CHAPTER TWENTY-EIGHT

“Tell me you’ve got a fix,” Eric said for about the tenth time.

Xavier tapped keys on the keyboard in the offices of DX Security. “Getting there. A little quiet would help.”

Diego was pacing the long room, his fingers fondling the handle of his Glock. He paced, Eric knew, to keep himself from ripping the computer out of Xavier’s hands and trying to pull up the GPS data from Iona’s cell phone himself.

Eric contented himself with standing over Xavier and breathing down his neck.

Shane had summoned Eric back to the clinic in a state of panic. Iona and Cassidy had disappeared, Shane said, little Amanda with them. Shane and Brody had scoured the clinic and bullied the staff, but the three were nowhere to be found. Jace had already headed out to the compound in the desert to search for them there.

Eric had been about to call Diego and break the news, when he and Xavier had returned from a restaurant near the clinic, where the brothers had celebrated Amanda’s birth with beers and burgers.

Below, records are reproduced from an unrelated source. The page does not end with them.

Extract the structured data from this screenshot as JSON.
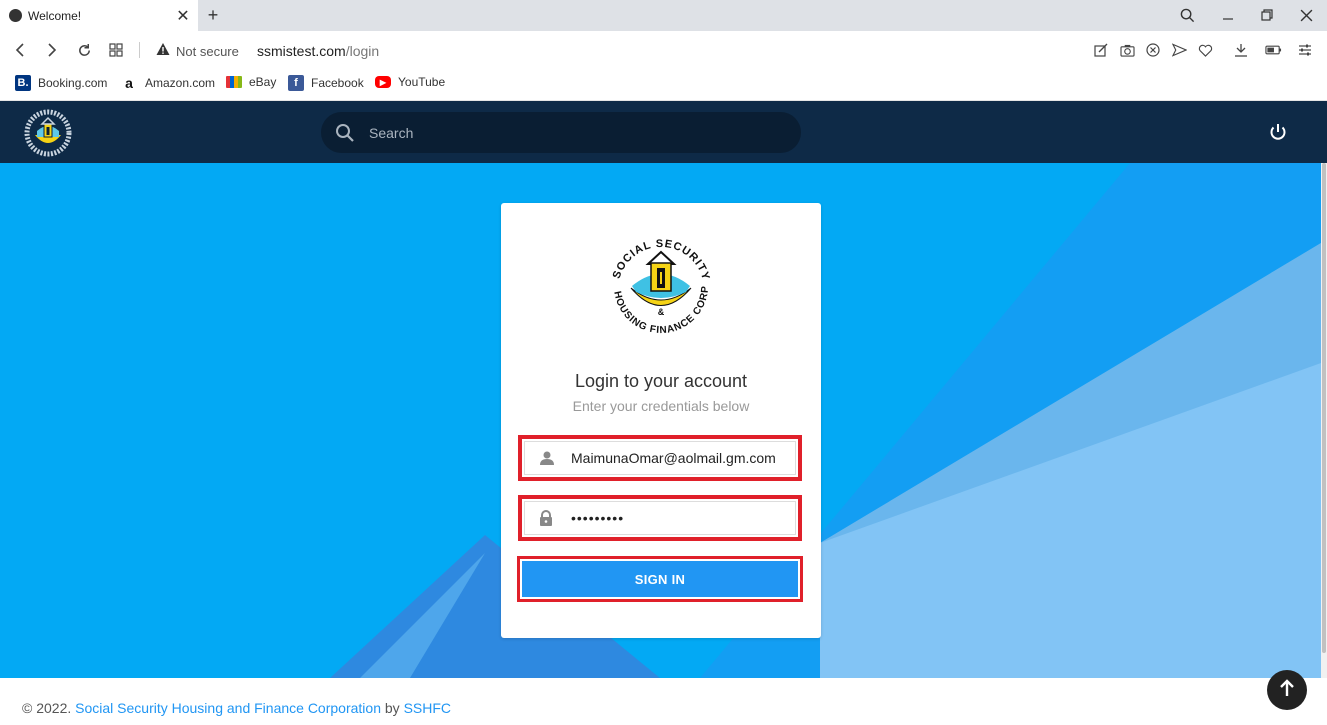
{
  "browser": {
    "tab_title": "Welcome!",
    "tab_close": "✕",
    "new_tab": "+",
    "not_secure": "Not secure",
    "url_host": "ssmistest.com",
    "url_path": "/login",
    "bookmarks": [
      {
        "label": "Booking.com",
        "icon": "B.",
        "color": "#003580"
      },
      {
        "label": "Amazon.com",
        "icon": "a",
        "color": "#ffffff"
      },
      {
        "label": "eBay",
        "icon": "",
        "color": "#e53238"
      },
      {
        "label": "Facebook",
        "icon": "f",
        "color": "#3b5998"
      },
      {
        "label": "YouTube",
        "icon": "▶",
        "color": "#ff0000"
      }
    ]
  },
  "app": {
    "search_placeholder": "Search",
    "login": {
      "title": "Login to your account",
      "subtitle": "Enter your credentials below",
      "username_value": "MaimunaOmar@aolmail.gm.com",
      "password_mask": "•••••••••",
      "signin_label": "SIGN IN"
    },
    "footer": {
      "prefix": "© 2022.",
      "org_link": "Social Security Housing and Finance Corporation",
      "by": "by",
      "brand_link": "SSHFC"
    }
  },
  "colors": {
    "header": "#0e2a47",
    "main_bg": "#03a9f4",
    "button": "#2196f3",
    "highlight": "#e0202a"
  }
}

Shane had been about to shit himself. He’d always had a thing for Cassidy, and now he blamed himself for losing her, her baby, and Iona. He should have checked on them more often, he said. He’d let them down. He deserved to have Eric and Diego kick his grizzly ass.

Eric had interrupted this self-flagellation by saying in clipped tones that if Iona had her phone with her, they could track her through its GPS chip. Even if Iona couldn’t use the phone, they could still find her, and Xavier knew how to get to that data.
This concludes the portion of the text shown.